With the Department of Health having published revised guidelines last month, her lawyers said she had achieved her goal in the proceedings.
They are now set to argue that she should be awarded costs of bringing the challenge.
The woman had sought to judicially review the department over an alleged continued failure to issue the new guidance to medical professionals.
She claimed the delay compounded the trauma of losing her babies.
Last year a High Court judge ruled that abortion legislation in Northern Ireland is in breach of human rights law.
Terminations are currently only allowed within the region if the mother's life or mental well-being are considered at risk.
But a landmark judicial review found the failure to provide exceptions to the ban for pregnant women in cases of fatal foetal abnormality or resulting from a sex crime breached their rights to private and family life.
Stormont's Justice Minister David Ford and Attorney General John Larkin QC are set to appeal that verdict in June.

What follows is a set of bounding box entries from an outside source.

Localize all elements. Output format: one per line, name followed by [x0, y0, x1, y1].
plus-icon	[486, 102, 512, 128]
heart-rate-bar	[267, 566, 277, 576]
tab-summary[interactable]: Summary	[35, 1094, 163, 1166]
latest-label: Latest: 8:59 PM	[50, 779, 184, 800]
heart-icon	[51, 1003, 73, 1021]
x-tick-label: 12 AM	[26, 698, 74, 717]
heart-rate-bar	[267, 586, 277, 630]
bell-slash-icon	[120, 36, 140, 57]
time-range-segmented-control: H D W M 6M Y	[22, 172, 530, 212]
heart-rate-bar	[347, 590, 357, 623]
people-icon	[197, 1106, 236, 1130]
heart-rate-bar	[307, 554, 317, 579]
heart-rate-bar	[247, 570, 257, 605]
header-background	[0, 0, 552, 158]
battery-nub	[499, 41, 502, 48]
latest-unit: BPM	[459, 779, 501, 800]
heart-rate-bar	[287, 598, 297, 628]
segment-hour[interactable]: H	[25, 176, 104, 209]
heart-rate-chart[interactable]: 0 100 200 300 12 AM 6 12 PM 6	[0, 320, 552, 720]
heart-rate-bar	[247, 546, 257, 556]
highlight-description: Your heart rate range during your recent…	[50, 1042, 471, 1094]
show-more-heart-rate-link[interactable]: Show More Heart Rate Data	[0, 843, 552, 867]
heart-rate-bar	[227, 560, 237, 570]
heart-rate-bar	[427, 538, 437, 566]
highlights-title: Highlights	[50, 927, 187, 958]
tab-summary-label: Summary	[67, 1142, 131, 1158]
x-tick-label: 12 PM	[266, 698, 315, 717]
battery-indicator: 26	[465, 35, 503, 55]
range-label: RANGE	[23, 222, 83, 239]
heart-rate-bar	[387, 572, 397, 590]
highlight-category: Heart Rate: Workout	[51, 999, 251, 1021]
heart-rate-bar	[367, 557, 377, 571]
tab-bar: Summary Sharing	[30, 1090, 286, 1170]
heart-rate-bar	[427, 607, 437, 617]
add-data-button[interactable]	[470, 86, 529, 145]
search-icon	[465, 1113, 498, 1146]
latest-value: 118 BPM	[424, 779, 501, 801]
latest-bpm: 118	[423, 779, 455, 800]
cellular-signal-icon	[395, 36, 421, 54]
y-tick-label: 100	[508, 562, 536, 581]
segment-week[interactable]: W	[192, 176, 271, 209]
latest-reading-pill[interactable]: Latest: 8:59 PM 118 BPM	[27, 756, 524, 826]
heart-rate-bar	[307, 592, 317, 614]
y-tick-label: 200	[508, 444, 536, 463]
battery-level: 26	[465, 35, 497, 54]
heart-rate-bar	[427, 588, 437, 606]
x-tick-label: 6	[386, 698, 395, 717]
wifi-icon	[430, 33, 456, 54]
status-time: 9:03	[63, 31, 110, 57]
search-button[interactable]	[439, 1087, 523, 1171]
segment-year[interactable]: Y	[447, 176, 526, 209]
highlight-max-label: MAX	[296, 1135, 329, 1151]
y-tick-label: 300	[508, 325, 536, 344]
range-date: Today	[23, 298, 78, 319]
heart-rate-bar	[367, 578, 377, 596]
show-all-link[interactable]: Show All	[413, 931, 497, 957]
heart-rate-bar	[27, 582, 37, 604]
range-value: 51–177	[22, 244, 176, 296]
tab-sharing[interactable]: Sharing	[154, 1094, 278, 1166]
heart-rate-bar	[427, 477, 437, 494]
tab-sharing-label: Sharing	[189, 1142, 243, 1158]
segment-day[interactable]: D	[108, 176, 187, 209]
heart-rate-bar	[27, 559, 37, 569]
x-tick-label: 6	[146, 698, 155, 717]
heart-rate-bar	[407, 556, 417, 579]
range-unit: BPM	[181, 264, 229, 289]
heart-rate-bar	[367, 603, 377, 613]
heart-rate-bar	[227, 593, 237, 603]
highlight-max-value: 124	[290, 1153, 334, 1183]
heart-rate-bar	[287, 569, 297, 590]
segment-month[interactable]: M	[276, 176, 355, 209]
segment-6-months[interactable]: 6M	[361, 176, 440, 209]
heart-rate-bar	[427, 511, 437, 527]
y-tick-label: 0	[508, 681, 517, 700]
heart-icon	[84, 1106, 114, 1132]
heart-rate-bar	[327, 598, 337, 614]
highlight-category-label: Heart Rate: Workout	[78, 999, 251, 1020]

Separate litigation was brought by the woman from Co Antrim who had to undergo two separate abortions.
Granted anonymity in the case, in 2013 she had to travel to a clinic in England to terminate twins with fatal foetal abnormalities.
Staff at a Belfast hospital believed they were unable to carry out the abortion due to uncertainty around the law, according to papers in the case.
Last year, after proceedings were commenced, she again discovered that a second pregnancy was also non-viable.
On that occasion, however, she was able to have an abortion at another hospital in Belfast.
Consultants decided that continuing with the pregnancy could have serious consequences for her mental health.
In her challenge, she claimed there was a legitimate expectation that the guidelines would be published in final form.
But at the High Court on Friday her barrister, Frank O'Donoghue QC, indicated that the publication of the guidance meant she had secured the relief sought.
Following the brief hearing the woman's solicitor, Peter Bowles, said: "We are pleased that is has finally been issued by the department after many years.
"We are currently studying the adequacy of the guidance and waiting to see how it complies with the forthcoming decision of the Court of Appeal."
Mr Bowles added: "My client has achieved what she set out to obtain in these proceedings."